Como menciona swarnbes en su respuesta, existen algoritmos más rápidos que hacen este tipo de cosas y se utilizan para el ensamblaje de secuencias. Lo que hacen muchos de ellos es hacer un gráfico (redes llamadas gráficos de deBruijn), donde cada conexión es una alineación, y calcular un Camino Euleriano. Vea esta reseña de Pavel Pevzner para más detalles. Las secuencias superpuestas forman contigs y puede rastrear fácilmente qué secuencia proviene de qué contig (que puede llamar Grupo). Cada contig/Group es un subgrafo deBruijn disjunto.

Sí, aunque si pudieras señalarme la dirección correcta, sería genial.
@kevbonham Este script debería funcionar. Si te gusta algún otro lenguaje de programación, puedes implementar esta lógica en eso.
Wow, muchas gracias! Parece que debería funcionar... Podría intentar volver a escribir en python (ya que es con lo que estoy más familiarizado), pero la lógica es bastante fácil de seguir. Supongo que agregaría otro bucle para ignorar las coincidencias <un cierto % de coincidencia, ¿o especificaría esos parámetros en los parámetros iniciales de BLAST?

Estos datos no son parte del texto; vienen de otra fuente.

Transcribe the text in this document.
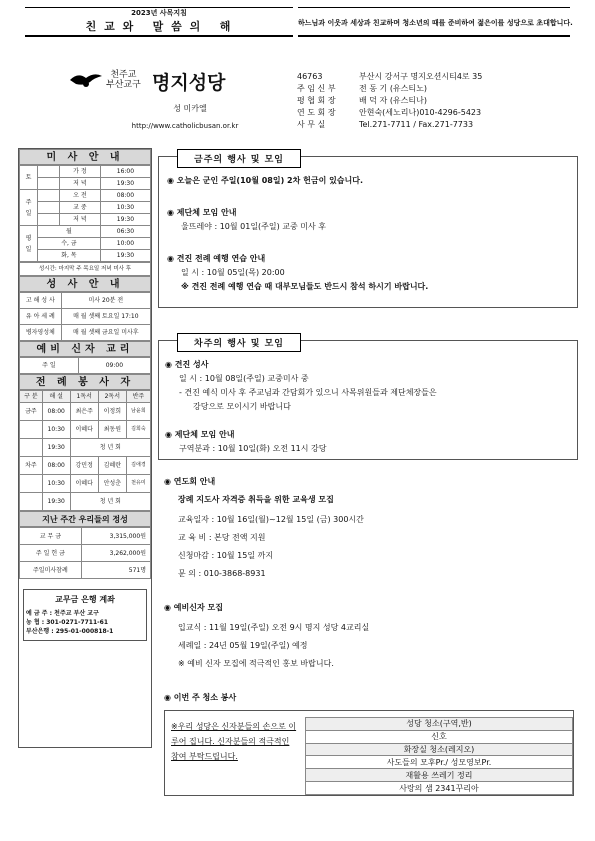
2023년 사목지침
친 교 와   말 씀 의   해	하느님과 이웃과 세상과 친교하며 청소년의 때를 준비하여 젊은이를 성당으로 초대합니다.
천주교
부산교구 명지성당
성 미카엘
http://www.catholicbusan.or.kr
46763	부산시 강서구 명지오션시티4로 35
주 임 신 부	전 동 기 (유스티노)
평 협 회 장	배 덕 자 (유스티나)
연 도 회 장	안현숙(세노리나)010-4296-5423
사 무 실	Tel.271-7711 / Fax.271-7733
미 사 안 내
토		가 정	16:00
		저 녁	19:30
주
일		오 전	08:00
		교 중	10:30
		저 녁	19:30
평
일	월		06:30
	수, 금		10:00
	화, 목		19:30
성시간: 마지막 주 목요일 저녁 미사 후
성 사 안 내
고 해 성 사	미사 20분 전
유 아 세 례	매 월 셋째 토요일 17:10
병자영성체	매 월 셋째 금요일 미사후
예비 신자 교리
주 일	09:00
전 례 봉 사 자
구 분	해 설	1독서	2독서	반주
금주	08:00	최은주	이정희	남윤희
	10:30	이혜다	최동원	김희숙
	19:30	청 년 회		
차주	08:00	강민정	김혜란	김애경
	10:30	이혜다	안성춘	천유미
	19:30	청 년 회		
지난 주간 우리들의 정성
교 무 금	3,315,000원
주 일 헌 금	3,262,000원
주일미사참례	571명
교무금 은행 계좌
예 금 주 : 천주교 부산 교구
농 협 : 301-0271-7711-61
부산은행 : 295-01-000818-1
금주의 행사 및 모임
◉ 오늘은 군인 주일(10월 08일) 2차 헌금이 있습니다.
◉ 제단체 모임 안내
울뜨레야 : 10월 01일(주일) 교중 미사 후
◉ 견진 전례 예행 연습 안내
일 시 : 10월 05일(목) 20:00
※ 견진 전례 예행 연습 때 대부모님들도 반드시 참석 하시기 바랍니다.
차주의 행사 및 모임
◉ 견진 성사
일 시 : 10월 08일(주일) 교중미사 중
- 견진 예식 미사 후 주교님과 간담회가 있으니 사목위원들과 제단체장들은
강당으로 모이시기 바랍니다
◉ 제단체 모임 안내
구역분과 : 10월 10일(화) 오전 11시 강당
◉ 연도회 안내
장례 지도사 자격증 취득을 위한 교육생 모집
교육일자 : 10월 16일(월)~12월 15일 (금) 300시간
교 육 비 : 본당 전액 지원
신청마감 : 10월 15일 까지
문 의 : 010-3868-8931
◉ 예비신자 모집
입교식 : 11월 19일(주일) 오전 9시 명지 성당 4교리실
세례일 : 24년 05월 19일(주일) 예정
※ 예비 신자 모집에 적극적인 홍보 바랍니다.
◉ 이번 주 청소 봉사
※우리 성당은 신자분들의 손으로 이루어 집니다. 신자분들의 적극적인 참여 부탁드립니다.
성당 청소(구역,반)
신호
화장실 청소(레지오)
사도들의 모후Pr./ 성모영보Pr.
재활용 쓰레기 정리
사랑의 샘 2341꾸리아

@kevbonham puede agregar esa condición junto con verificar si el segundo campo está en un grupo o no, sin necesidad de agregar otro ciclo. Básicamente, todos esos criterios deben ser estrictos con la relación entre el primer y el segundo campo. Lo que pasa con awk es que transmite lecturas (no carga todo el archivo en la RAM) y la separación de campos es un trabajo fácil. Bueno para el análisis de texto.
Tiene sentido. ¿La lectura de secuencias es equivalente a algo como readline()declarado explícitamente en python?

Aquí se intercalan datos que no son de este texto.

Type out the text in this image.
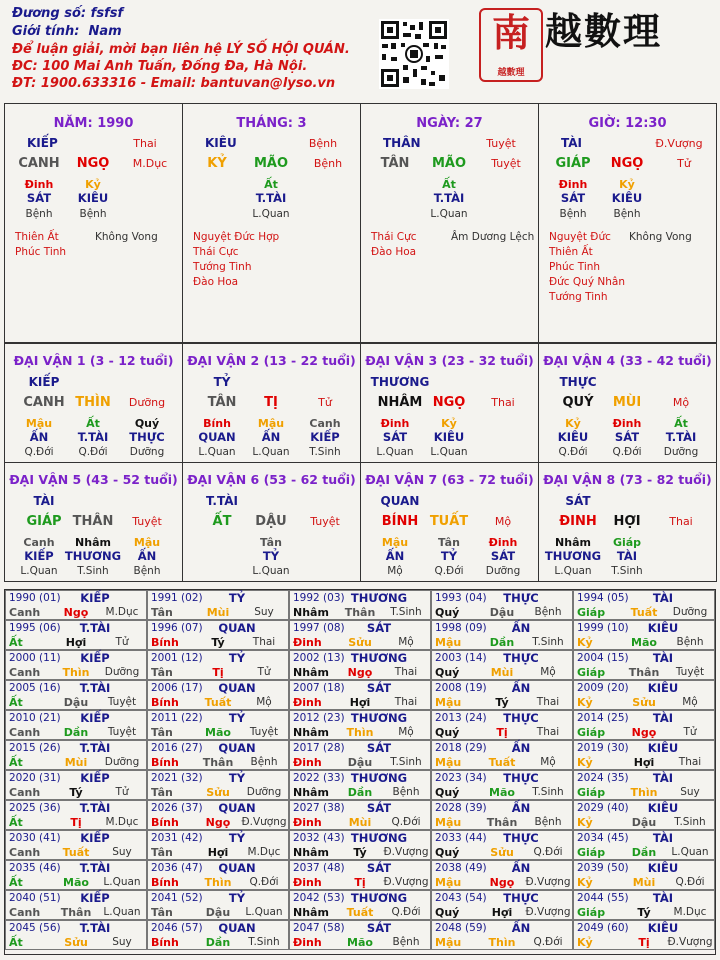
Đương số: fsfsf
Giới tính: Nam
Để luận giải, mời bạn liên hệ LÝ SỐ HỘI QUÁN.
ĐC: 100 Mai Anh Tuấn, Đống Đa, Hà Nội.
ĐT: 1900.633316 - Email: bantuvan@lyso.vn
南
越數理
越數理
NĂM: 1990
KIẾP	Thai
CANH	NGỌ	M.Dục
Đinh
SÁT
Bệnh
Kỷ
KIÊU
Bệnh
Thiên Ất
Phúc Tinh
Không Vong
THÁNG: 3
KIÊU	Bệnh
KỶ	MÃO	Bệnh
Ất
T.TÀI
L.Quan
Nguyệt Đức Hợp
Thái Cực
Tướng Tinh
Đào Hoa
NGÀY: 27
THÂN	Tuyệt
TÂN	MÃO	Tuyệt
Ất
T.TÀI
L.Quan
Thái Cực
Đào Hoa
Âm Dương Lệch
GIỜ: 12:30
TÀI	Đ.Vượng
GIÁP	NGỌ	Tử
Đinh
SÁT
Bệnh
Kỷ
KIÊU
Bệnh
Nguyệt Đức
Thiên Ất
Phúc Tinh
Đức Quý Nhân
Tướng Tinh
Không Vong
ĐẠI VẬN 1 (3 - 12 tuổi)
KIẾP
CANH THÌN	Dưỡng
Mậu
ẤN
Q.Đới
Ất
T.TÀI
Q.Đới
Quý
THỰC
Dưỡng
ĐẠI VẬN 2 (13 - 22 tuổi)
TỶ
TÂN	TỊ	Tử
Bính
QUAN
L.Quan
Mậu
ẤN
L.Quan
Canh
KIẾP
T.Sinh
ĐẠI VẬN 3 (23 - 32 tuổi)
THƯƠNG
NHÂM NGỌ	Thai
Đinh
SÁT
L.Quan
Kỷ
KIÊU
L.Quan
ĐẠI VẬN 4 (33 - 42 tuổi)
THỰC
QUÝ	MÙI	Mộ
Kỷ
KIÊU
Q.Đới
Đinh
SÁT
Q.Đới
Ất
T.TÀI
Dưỡng
ĐẠI VẬN 5 (43 - 52 tuổi)
TÀI
GIÁP THÂN	Tuyệt
Canh
KIẾP
L.Quan
Nhâm
THƯƠNG
T.Sinh
Mậu
ẤN
Bệnh
ĐẠI VẬN 6 (53 - 62 tuổi)
T.TÀI
ẤT	DẬU	Tuyệt
Tân
TỶ
L.Quan
ĐẠI VẬN 7 (63 - 72 tuổi)
QUAN
BÍNH TUẤT	Mộ
Mậu
ẤN
Mộ
Tân
TỶ
Q.Đới
Đinh
SÁT
Dưỡng
ĐẠI VẬN 8 (73 - 82 tuổi)
SÁT
ĐINH	HỢI	Thai
Nhâm
THƯƠNG
L.Quan
Giáp
TÀI
T.Sinh
1990 (01)	KIẾP
Canh	Ngọ	M.Dục
1991 (02)	TỶ
Tân	Mùi	Suy
1992 (03) THƯƠNG
Nhâm	Thân	T.Sinh
1993 (04)	THỰC
Quý	Dậu	Bệnh
1994 (05)	TÀI
Giáp	Tuất	Dưỡng
1995 (06)	T.TÀI
Ất	Hợi	Tử
1996 (07)	QUAN
Bính	Tý	Thai
1997 (08)	SÁT
Đinh	Sửu	Mộ
1998 (09)	ẤN
Mậu	Dần	T.Sinh
1999 (10)	KIÊU
Kỷ	Mão	Bệnh
2000 (11)	KIẾP
Canh	Thìn	Dưỡng
2001 (12)	TỶ
Tân	Tị	Tử
2002 (13) THƯƠNG
Nhâm	Ngọ	Thai
2003 (14)	THỰC
Quý	Mùi	Mộ
2004 (15)	TÀI
Giáp	Thân	Tuyệt
2005 (16)	T.TÀI
Ất	Dậu	Tuyệt
2006 (17)	QUAN
Bính	Tuất	Mộ
2007 (18)	SÁT
Đinh	Hợi	Thai
2008 (19)	ẤN
Mậu	Tý	Thai
2009 (20)	KIÊU
Kỷ	Sửu	Mộ
2010 (21)	KIẾP
Canh	Dần	Tuyệt
2011 (22)	TỶ
Tân	Mão	Tuyệt
2012 (23) THƯƠNG
Nhâm	Thìn	Mộ
2013 (24)	THỰC
Quý	Tị	Thai
2014 (25)	TÀI
Giáp	Ngọ	Tử
2015 (26)	T.TÀI
Ất	Mùi	Dưỡng
2016 (27)	QUAN
Bính	Thân	Bệnh
2017 (28)	SÁT
Đinh	Dậu	T.Sinh
2018 (29)	ẤN
Mậu	Tuất	Mộ
2019 (30)	KIÊU
Kỷ	Hợi	Thai
2020 (31)	KIẾP
Canh	Tý	Tử
2021 (32)	TỶ
Tân	Sửu	Dưỡng
2022 (33) THƯƠNG
Nhâm	Dần	Bệnh
2023 (34)	THỰC
Quý	Mão	T.Sinh
2024 (35)	TÀI
Giáp	Thìn	Suy
2025 (36)	T.TÀI
Ất	Tị	M.Dục
2026 (37)	QUAN
Bính	Ngọ	Đ.Vượng
2027 (38)	SÁT
Đinh	Mùi	Q.Đới
2028 (39)	ẤN
Mậu	Thân	Bệnh
2029 (40)	KIÊU
Kỷ	Dậu	T.Sinh
2030 (41)	KIẾP
Canh	Tuất	Suy
2031 (42)	TỶ
Tân	Hợi	M.Dục
2032 (43) THƯƠNG
Nhâm	Tý	Đ.Vượng
2033 (44)	THỰC
Quý	Sửu	Q.Đới
2034 (45)	TÀI
Giáp	Dần	L.Quan
2035 (46)	T.TÀI
Ất	Mão	L.Quan
2036 (47)	QUAN
Bính	Thìn	Q.Đới
2037 (48)	SÁT
Đinh	Tị	Đ.Vượng
2038 (49)	ẤN
Mậu	Ngọ	Đ.Vượng
2039 (50)	KIÊU
Kỷ	Mùi	Q.Đới
2040 (51)	KIẾP
Canh	Thân	L.Quan
2041 (52)	TỶ
Tân	Dậu	L.Quan
2042 (53) THƯƠNG
Nhâm	Tuất	Q.Đới
2043 (54)	THỰC
Quý	Hợi	Đ.Vượng
2044 (55)	TÀI
Giáp	Tý	M.Dục
2045 (56)	T.TÀI
Ất	Sửu	Suy
2046 (57)	QUAN
Bính	Dần	T.Sinh
2047 (58)	SÁT
Đinh	Mão	Bệnh
2048 (59)	ẤN
Mậu	Thìn	Q.Đới
2049 (60)	KIÊU
Kỷ	Tị	Đ.Vượng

@kevbonham readline()lee el archivo completo línea por línea y lo almacena como una lista. En la lectura continua, se lee una línea y se implementa el código en ella antes de pasar a la línea siguiente. Para implementar la lectura de secuencias en el uso de python for line in file:. Ver aquí _ Awk por defecto hace lectura de flujo. Awk también tiene una buena base de expresiones regulares; en python tienes que hacerlo import re. Dicho esto, Awk no es tan versátil como Python, pero es bueno para ciertas tareas.

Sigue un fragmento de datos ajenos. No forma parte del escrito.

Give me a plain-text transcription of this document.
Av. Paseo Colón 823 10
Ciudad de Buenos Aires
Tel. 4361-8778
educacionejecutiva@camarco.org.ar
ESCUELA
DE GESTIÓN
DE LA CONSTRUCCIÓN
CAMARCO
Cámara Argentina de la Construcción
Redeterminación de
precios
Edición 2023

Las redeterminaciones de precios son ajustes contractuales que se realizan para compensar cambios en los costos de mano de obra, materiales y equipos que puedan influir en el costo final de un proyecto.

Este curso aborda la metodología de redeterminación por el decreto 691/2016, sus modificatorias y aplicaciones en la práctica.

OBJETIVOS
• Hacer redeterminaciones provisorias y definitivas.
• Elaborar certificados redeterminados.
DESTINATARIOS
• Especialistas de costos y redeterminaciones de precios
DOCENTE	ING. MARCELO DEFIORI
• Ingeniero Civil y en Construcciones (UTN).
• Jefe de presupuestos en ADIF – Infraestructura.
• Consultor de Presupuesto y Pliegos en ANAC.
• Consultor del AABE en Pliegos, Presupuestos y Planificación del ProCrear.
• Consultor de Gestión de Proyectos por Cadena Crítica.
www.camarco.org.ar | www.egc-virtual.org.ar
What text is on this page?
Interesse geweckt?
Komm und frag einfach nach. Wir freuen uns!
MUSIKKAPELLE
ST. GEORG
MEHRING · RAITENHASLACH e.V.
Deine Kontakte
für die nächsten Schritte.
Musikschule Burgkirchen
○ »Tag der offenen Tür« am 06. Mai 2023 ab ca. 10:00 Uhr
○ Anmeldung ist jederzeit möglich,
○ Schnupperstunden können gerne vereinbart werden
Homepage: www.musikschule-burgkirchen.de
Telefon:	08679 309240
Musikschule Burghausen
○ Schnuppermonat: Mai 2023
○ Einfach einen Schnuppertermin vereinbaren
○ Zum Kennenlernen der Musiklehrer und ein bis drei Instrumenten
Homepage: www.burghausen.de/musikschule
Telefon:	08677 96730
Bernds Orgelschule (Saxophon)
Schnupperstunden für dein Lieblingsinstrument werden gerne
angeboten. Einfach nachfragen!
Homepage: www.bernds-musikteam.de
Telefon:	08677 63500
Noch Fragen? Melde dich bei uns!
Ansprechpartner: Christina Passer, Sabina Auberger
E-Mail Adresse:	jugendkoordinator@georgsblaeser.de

@kevbonham en awk puede especificar cuál es el separador de registros (RS, que es una nueva línea de forma predeterminada). En su lugar, puede establecer ">.*"como RS para un archivo fasta y cada secuencia de nucleótidos/proteínas se leerá en una secuencia.
@kevbonham Otro punto: el equivalente de matrices asociativas de awk (hashtables) en python es un diccionario. Los diccionarios a veces son muy convenientes y funcionan mucho más rápido que las listas.
Finalmente logré hacer que esto funcione en python, usando su script como plantilla (al menos lo que entendí de la lógica detrás de esto). Probablemente esté mucho más hinchado de lo necesario, pero fue un buen ejercicio de aprendizaje. ¿Es apropiado publicar mi código como respuesta a esta pregunta como referencia? Todavía no estoy completamente seguro acerca de la etiqueta de intercambio de pilas.
@kevbonham Sí, puede hacerlo, pero esto no debería tratarse de escribir códigos en general y este no es el foro adecuado para profundizar en los detalles de la programación. El código que explica un algoritmo está bien. El pseudocódigo es mejor. La escritura de códigos se encuentra bajo el dominio de StackOverflow.

¿Realmente necesitas BLAST? Es decir, ¿las secuencias son lo suficientemente diferentes entre sí como para necesitar un algoritmo que busque grandes diferencias entre ellas?

Tal vez podría usar algo como Phrap, que debería armar contigs para usted, si las secuencias que deberían ir juntas son muy parecidas.

Bueno no exactamente. Donde las secuencias se superponen, se superponen con >99 % de identidad, pero puede haber secuencias laterales que no se superponen. Cambié un poco la pregunta para aclarar (espero).
No estoy seguro de si Phrap en sí mismo funcionaría porque está diseñado para el ensamblaje de secuencias, pero el cross_match o SWAT relacionado podría funcionar... los investigaré un poco más.